El Mexicano talks about Brama by David Miklos:
La crítica literaria destacó asimismo la presencia de un ser terrible, a la manera de Heathcliff de Cumbres borrascosas, dentro de la novela y que corresponde al mayor de los hermanos que aparecen enfrentados a lo largo de las 161 páginas de Brama.  (Josué P. Camacho) (Translation)
Gustavo Martín Garzo writes in El País (Spain) about the pleasures of reading:
Y qué decir de Billy Bud (sic), el marinero protagonista de la novela de Herman Melville, o de Catherine y Heathcliff, los amantes de Cumbres borrascosas. ¿De verdad querríamos parecernos a ellos? Nos gustan las historias tristes, porque nos permiten conjurar nuestros propios temores y realizar a través suyo lo que tal vez en nuestra propia vida no nos atrevimos a hacer, pero algo muy distinto es querer que nos pasen a nosotros. (Translation)
Página 12 (Argentina) discusses the books by Aurora Venturini:
El tornado” [included in Cuentos de Mi Madrastra (1997)] es un cuento gótico protagonizado por dos gatos llamados Heathcliff y Cathy, como los protagonistas de Cumbres borrascosas de Emily Brontë. (Mariana Enríquez) (Translation)
Stella Gibbons is going through a revival in Spain and Koult reviews the Spanish translation of Westwood:
Margaret es una mujer educada, sabia, conocedora de la historia; no obstante, sigue siendo una mujer, con las mismas presiones con respecto al matrimonio, los hijos o el hogar que la Elisabeth Bennet de Orgullo y prejuicio o la Catherine Earnshaw de Cumbres Borrascosas. (Arancha Rodríguez) (Translation)
Leiweb (Italy) interviews de Irish journalist Kathleen MacMahon:
E quali autrici, in particolare, le piacciono di più?
«Sono cresciuta con i romanzi di Jane Austen e delle sorelle Brontë, che non smetto mai di rileggere. (Teresa Mancini) (Translation)
Il Sole (Italy) talks about stories of dark romanticism and mentions Wuthering Heights 2011:
Molto cinema recente si è dedicato ai sentimenti dell'età di soglia. Rimangono vivide le immagini di Cime tempestose di Andrea Arnold, in cui Heathcliff è un ragazzo nero, che soffoca l'impotenza della sua passione per Catherine nello sfiorarsi da vertigine di tessuti e stoffe o in una lotta di corpi fanciulleschi nella terra, come se la sensualità non capisse bene dove affondare. (Cristina Battocletti) (Translation)

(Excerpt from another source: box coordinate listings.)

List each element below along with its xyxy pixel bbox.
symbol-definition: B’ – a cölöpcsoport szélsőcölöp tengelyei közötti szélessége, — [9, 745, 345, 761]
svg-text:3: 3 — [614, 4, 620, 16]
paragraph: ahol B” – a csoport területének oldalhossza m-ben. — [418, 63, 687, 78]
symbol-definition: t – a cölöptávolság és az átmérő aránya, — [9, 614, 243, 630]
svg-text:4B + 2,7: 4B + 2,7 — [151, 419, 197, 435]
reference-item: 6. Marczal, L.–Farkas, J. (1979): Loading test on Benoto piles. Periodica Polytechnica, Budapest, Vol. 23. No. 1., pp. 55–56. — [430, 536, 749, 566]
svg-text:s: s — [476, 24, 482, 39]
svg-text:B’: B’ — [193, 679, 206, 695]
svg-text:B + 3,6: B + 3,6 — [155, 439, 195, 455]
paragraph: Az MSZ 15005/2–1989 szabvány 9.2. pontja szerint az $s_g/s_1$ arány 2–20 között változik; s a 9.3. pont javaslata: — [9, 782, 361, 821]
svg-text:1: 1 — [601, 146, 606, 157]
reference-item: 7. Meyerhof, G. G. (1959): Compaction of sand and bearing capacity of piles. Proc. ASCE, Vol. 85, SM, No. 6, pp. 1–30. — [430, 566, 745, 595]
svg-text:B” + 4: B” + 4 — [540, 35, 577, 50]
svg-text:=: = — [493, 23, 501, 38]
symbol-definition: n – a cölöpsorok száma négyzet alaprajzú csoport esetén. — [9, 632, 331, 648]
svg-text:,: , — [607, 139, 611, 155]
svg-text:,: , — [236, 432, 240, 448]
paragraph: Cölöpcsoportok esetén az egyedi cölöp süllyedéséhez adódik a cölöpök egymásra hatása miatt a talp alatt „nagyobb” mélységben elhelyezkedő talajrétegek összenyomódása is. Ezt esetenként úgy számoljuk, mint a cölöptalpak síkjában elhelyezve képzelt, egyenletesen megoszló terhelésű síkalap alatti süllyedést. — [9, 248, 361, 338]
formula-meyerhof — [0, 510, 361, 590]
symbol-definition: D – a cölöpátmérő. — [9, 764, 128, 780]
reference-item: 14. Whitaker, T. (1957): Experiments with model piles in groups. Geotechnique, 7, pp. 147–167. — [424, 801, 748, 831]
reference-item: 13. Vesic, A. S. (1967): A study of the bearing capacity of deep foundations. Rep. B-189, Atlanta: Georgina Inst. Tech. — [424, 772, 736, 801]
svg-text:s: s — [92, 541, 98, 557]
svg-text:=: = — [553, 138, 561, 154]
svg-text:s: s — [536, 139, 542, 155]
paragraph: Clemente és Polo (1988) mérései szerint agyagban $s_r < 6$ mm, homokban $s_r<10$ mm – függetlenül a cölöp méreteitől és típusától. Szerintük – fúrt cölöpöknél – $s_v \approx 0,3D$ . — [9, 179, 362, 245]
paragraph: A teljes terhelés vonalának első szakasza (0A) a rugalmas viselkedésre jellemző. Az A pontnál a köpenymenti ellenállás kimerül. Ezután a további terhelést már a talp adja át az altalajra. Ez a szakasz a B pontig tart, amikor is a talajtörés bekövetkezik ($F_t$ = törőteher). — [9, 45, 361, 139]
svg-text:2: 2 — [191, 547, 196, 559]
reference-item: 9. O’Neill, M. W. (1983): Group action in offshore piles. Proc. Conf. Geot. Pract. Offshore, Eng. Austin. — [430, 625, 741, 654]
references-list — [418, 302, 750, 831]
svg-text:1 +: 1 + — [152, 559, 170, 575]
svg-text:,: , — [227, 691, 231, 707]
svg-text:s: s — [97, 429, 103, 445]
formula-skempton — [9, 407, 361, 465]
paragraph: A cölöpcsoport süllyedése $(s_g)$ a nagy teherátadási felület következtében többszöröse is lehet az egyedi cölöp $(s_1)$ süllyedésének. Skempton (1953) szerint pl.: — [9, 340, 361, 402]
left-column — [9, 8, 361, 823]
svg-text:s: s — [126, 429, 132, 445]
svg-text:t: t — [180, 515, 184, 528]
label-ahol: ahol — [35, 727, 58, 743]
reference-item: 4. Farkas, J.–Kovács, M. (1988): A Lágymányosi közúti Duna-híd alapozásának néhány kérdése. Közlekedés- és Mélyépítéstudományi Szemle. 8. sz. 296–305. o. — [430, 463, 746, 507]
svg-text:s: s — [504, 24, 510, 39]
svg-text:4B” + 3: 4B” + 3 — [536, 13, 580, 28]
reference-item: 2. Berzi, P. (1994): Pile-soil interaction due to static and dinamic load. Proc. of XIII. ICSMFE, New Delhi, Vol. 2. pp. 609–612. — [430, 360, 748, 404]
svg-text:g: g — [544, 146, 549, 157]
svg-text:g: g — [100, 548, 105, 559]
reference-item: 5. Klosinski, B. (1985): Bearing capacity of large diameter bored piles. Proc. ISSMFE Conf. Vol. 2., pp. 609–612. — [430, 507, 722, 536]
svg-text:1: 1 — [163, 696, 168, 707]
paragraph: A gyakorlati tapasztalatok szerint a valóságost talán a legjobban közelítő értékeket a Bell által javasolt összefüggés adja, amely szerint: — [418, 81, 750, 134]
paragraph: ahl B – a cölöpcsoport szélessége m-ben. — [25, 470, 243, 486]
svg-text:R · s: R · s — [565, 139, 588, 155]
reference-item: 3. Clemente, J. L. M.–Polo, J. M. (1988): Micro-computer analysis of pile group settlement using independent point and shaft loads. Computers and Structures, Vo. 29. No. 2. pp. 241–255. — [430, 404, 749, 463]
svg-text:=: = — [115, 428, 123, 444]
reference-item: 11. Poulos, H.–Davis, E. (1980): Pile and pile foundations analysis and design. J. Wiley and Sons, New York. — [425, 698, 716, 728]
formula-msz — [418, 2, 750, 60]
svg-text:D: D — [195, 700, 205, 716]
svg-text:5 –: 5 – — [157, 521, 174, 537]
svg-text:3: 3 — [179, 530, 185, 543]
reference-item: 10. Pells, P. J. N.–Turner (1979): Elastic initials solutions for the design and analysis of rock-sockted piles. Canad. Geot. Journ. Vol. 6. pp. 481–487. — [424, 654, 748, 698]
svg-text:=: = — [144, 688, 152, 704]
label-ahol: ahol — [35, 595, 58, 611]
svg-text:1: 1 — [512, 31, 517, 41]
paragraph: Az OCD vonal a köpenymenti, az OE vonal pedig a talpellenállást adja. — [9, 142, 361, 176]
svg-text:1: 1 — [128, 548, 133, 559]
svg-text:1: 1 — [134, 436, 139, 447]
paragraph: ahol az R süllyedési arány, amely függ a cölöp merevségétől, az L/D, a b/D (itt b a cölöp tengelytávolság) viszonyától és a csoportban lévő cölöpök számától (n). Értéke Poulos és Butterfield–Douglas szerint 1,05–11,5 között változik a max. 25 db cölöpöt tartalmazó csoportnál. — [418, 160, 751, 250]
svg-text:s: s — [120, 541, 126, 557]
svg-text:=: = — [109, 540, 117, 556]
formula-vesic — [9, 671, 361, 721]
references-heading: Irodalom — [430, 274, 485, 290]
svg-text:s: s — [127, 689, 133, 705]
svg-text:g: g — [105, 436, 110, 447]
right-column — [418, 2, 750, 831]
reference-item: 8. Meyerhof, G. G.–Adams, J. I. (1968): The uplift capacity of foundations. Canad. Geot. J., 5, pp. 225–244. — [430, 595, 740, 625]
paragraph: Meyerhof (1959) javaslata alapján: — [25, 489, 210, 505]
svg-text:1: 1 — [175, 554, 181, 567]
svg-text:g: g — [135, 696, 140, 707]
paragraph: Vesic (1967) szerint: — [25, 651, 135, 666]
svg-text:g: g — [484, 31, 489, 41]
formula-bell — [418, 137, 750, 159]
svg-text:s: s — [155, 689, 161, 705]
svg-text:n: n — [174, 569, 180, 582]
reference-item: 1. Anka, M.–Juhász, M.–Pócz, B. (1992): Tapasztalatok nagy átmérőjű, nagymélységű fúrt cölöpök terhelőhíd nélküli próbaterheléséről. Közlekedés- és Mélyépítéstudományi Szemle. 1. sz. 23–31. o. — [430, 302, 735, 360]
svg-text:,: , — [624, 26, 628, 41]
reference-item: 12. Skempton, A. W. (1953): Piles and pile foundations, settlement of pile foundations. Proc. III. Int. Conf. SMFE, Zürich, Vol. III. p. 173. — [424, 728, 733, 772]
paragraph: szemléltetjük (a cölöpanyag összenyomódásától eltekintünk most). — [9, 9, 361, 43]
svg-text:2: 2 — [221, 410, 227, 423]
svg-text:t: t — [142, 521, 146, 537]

Ansa (Italy) reviews the novel La Notte alle Mie Spalle by Giampaolo Simi which contains a Wuthering Heights reference:
E il tramite, il grimaldello che riuscira' ad aprirgli quella porta sara' la letteratura, la lettura come scoperta e conoscenza, sara' il romanzo ''Cime tempestose'', del cui protagonista Heathcliff prende il nome in rete per non farsi riconoscere e alla cui lettura convince la figlia. (Paolo Petroni) (Translation)
Ваши новости interviews Patricia Barbuiani, director of the play  Three Sisters performed in  Veliky Novgorod:
– Как Вы считаете, сегодня Чехов актуален?
– В его «Трех сестрах» речь идет о человеческой изоляции, и это я считаю невероятно актуальным сегодня. У Чехова каждая сестра живет в своем собственном мире, несмотря на то, что они все вместе пытаются выжить. Но это выживание выглядит так, как будто каждая живет для себя. Это относится и к героиням сказки «Золушка», одна из которых не родная сестра. А сестры Бронте, наоборот, были очень близки и всегда помогали друг другу. (Арина Попова) (Translation)
Qué Leer (in Spanish) publishes an article about the Brontë sisters with the usual facts and trivia; BQB:Beth Quinn Barnard is reading The Tenant of Wildfell Hall; Fascinating--History, Les Livres d'Aline (both in French) and Bibliophilia review Wuthering Heights; For Book's Sake has discovered the (in)famous The Crimes of Charlotte Brontë by James Tully; the Brontë Sisters posts about Vashti's character in Villette; girltherapy reviews Jane Eyre; Writing 'bout Reading has read April Lindner's Jane; Le Projet d'Amour tries to picture Catherine; Roger Walker-Dack's 5 Minute Movie Guide posts about Wuthering Heights 2011.